Started by a former member of the BHL blog, we began by calling ourselves Radical Classical Liberals, but realized a better name: ProSocial Libertarians. We are academics with an interest in encouraging more informed, reasoned, and civil discourse outside academia as well as inside. We are political philosophers and theorists who take the original classical liberals—thinkers like John Locke, Adam Smith, and John Stuart Mill—as intellectual heroes. Much of what you’ll see on these pages will be libertarian takes on issues of social justice; much will be about civil discourse. You are likely to encounter arguments for specific views that one or more of us think follow from our classical liberal commitments. We may also argue with each other about these.

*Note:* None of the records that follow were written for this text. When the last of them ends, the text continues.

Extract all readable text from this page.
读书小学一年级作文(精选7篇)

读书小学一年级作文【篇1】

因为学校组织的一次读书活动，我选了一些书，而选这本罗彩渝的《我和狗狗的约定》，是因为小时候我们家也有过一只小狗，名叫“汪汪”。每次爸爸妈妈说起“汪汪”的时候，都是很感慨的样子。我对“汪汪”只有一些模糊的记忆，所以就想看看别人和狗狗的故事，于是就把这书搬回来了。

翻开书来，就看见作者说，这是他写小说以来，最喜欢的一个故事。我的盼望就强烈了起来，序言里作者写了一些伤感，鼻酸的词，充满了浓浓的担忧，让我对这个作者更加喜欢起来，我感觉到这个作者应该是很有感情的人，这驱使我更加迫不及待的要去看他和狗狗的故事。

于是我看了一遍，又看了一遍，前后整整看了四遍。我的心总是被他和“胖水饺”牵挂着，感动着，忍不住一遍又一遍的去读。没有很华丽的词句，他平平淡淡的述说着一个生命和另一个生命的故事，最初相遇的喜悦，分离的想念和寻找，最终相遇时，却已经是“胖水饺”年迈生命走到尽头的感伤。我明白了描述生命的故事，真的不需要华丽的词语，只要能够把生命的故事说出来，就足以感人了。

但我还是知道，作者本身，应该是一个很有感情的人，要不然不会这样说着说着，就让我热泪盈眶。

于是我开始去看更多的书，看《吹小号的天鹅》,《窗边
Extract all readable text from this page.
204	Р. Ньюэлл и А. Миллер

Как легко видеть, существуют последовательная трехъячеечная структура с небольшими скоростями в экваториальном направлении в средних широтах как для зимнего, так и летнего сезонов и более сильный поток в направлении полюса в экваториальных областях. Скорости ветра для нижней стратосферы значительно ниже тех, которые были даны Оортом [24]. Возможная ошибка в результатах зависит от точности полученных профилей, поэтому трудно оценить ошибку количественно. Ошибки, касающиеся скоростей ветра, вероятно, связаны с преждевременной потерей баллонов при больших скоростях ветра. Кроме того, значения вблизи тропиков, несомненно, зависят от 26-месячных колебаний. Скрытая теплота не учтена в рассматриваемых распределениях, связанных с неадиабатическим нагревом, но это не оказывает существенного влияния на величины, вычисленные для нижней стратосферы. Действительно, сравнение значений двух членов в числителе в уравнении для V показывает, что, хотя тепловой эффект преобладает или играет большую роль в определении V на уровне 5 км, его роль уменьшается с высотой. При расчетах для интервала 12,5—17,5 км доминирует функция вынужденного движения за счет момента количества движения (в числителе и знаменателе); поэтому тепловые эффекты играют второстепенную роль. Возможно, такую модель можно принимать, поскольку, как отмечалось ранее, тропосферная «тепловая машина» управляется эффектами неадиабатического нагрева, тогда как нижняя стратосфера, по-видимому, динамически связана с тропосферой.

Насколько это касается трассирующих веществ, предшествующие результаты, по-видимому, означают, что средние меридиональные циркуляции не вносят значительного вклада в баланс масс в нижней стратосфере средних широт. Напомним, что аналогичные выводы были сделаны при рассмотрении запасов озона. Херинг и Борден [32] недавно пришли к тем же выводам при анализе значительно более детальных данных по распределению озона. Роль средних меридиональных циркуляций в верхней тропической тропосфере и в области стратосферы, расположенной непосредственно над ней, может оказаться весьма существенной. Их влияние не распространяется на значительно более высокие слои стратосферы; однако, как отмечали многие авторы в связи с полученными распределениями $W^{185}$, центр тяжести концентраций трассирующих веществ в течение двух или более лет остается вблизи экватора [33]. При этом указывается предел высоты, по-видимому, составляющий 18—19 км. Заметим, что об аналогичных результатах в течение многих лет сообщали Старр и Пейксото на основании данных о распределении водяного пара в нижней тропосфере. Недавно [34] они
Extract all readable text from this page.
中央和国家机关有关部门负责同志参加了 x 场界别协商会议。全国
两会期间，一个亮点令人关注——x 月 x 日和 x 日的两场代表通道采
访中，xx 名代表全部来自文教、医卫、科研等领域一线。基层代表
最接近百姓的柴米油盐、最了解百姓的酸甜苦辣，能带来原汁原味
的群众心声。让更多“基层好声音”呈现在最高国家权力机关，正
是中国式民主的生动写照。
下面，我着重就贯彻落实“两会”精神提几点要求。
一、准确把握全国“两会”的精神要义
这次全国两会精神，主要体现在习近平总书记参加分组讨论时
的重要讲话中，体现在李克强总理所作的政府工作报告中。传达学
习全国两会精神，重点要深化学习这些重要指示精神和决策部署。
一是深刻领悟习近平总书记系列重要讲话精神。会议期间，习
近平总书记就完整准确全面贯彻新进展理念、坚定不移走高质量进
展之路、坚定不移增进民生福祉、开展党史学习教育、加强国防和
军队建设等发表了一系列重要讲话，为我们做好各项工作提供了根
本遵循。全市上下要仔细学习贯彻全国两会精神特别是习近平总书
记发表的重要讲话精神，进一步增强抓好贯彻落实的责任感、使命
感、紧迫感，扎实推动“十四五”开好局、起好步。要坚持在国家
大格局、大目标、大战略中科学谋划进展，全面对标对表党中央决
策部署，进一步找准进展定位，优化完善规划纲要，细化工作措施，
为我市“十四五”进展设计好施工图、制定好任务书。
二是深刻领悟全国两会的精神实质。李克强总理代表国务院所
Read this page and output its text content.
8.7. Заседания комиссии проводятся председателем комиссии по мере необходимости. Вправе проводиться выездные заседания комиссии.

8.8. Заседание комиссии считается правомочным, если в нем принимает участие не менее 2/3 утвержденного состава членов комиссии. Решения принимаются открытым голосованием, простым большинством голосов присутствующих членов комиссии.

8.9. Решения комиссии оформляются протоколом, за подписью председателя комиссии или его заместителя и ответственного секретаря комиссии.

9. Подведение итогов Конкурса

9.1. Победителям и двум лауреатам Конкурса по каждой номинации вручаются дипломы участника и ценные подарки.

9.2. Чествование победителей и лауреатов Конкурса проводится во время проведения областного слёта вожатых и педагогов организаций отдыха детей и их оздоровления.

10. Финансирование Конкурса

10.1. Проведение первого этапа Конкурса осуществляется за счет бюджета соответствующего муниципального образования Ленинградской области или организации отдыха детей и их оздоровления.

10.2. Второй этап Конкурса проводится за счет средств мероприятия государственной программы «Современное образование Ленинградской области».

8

Our hopes for the blog are varied. They include showcasing the attractiveness of dynamic markets and anti-authoritarian solutions to contemporary problems, how these are often the best hope for those concerned with issues of deprivation, exclusion, and subordination, and how, far too often, government solutions are more pretense than substance. We are all concerned to show how freedom (we may disagree about what that is) goes hand in hand with prosperity for all. Putting that differently, we all recognize the value of markets and social justice on some understanding that recognizes (minimally) the basic moral equality of all human adults. Within that framework, our opinions are likely to vary considerably.
We hope to appeal to those who are curious about moral, legal, political, and social thought. While we all have our own existing biases, we hope to be able to bracket our prior beliefs and argue from acceptable premises to important conclusions—all with respectful and reasoned discussion. No doubt you will sometimes disagree with us. We hope to remain intellectually honest, open-minded, and charitable—and to show the value of those virtues.
The tag line for PSL is “Owning Civil Discourse and Social Justice.” To our way of thinking, we do own both. (For more on this, see this post by Andrew; for more about PSL generally, see this post by Jim; for more about our libertarianism, see this post by Andrew). That’s because we, like BHLs and so-called Rawlsekians or liberaltarians, are concerned with the plight of the less fortunate and because we see points of agreement and disagreement with people in both of the dominant parties—and elsewhere (including the dominant ideologies)—and are willing to honestly debate the issues on the merits. That last is sorely missing in contemporary discourse and we want to help improve that. To do so, we will be maintaining some of the rules from RCL; namely:
1. While we will likely criticize the views of others and/or their work, when we do, we will remain civil.
2. Trolls and obnoxious commenters may be banned, but only by a majority vote of the group.
3. We won’t have posts that are mere links to something posted elsewhere. We might post a link to something someone else wrote, along with commentary about it. We may also have posts that serve to “round-up” links to several things others have written that we think you would be interested in. We may have posts from other Substacks cross-posted
4. We’ll try to space out posts, time wise.
5. Each of us will have our own default regarding comments, but if we allow comments, we reserve the right to delete unproductive comments. Generally speaking, the point to deleting a comment will be to prevent incivility from escalating.
Note: PSL is an Amazon Affiliate. We receive a small commission if you purchase from Amazon when a link on our pages leads you there. We do not make a profit from this program. The commission is used to offset the cost of maintaining and improving the blog; any excess is donated to charity.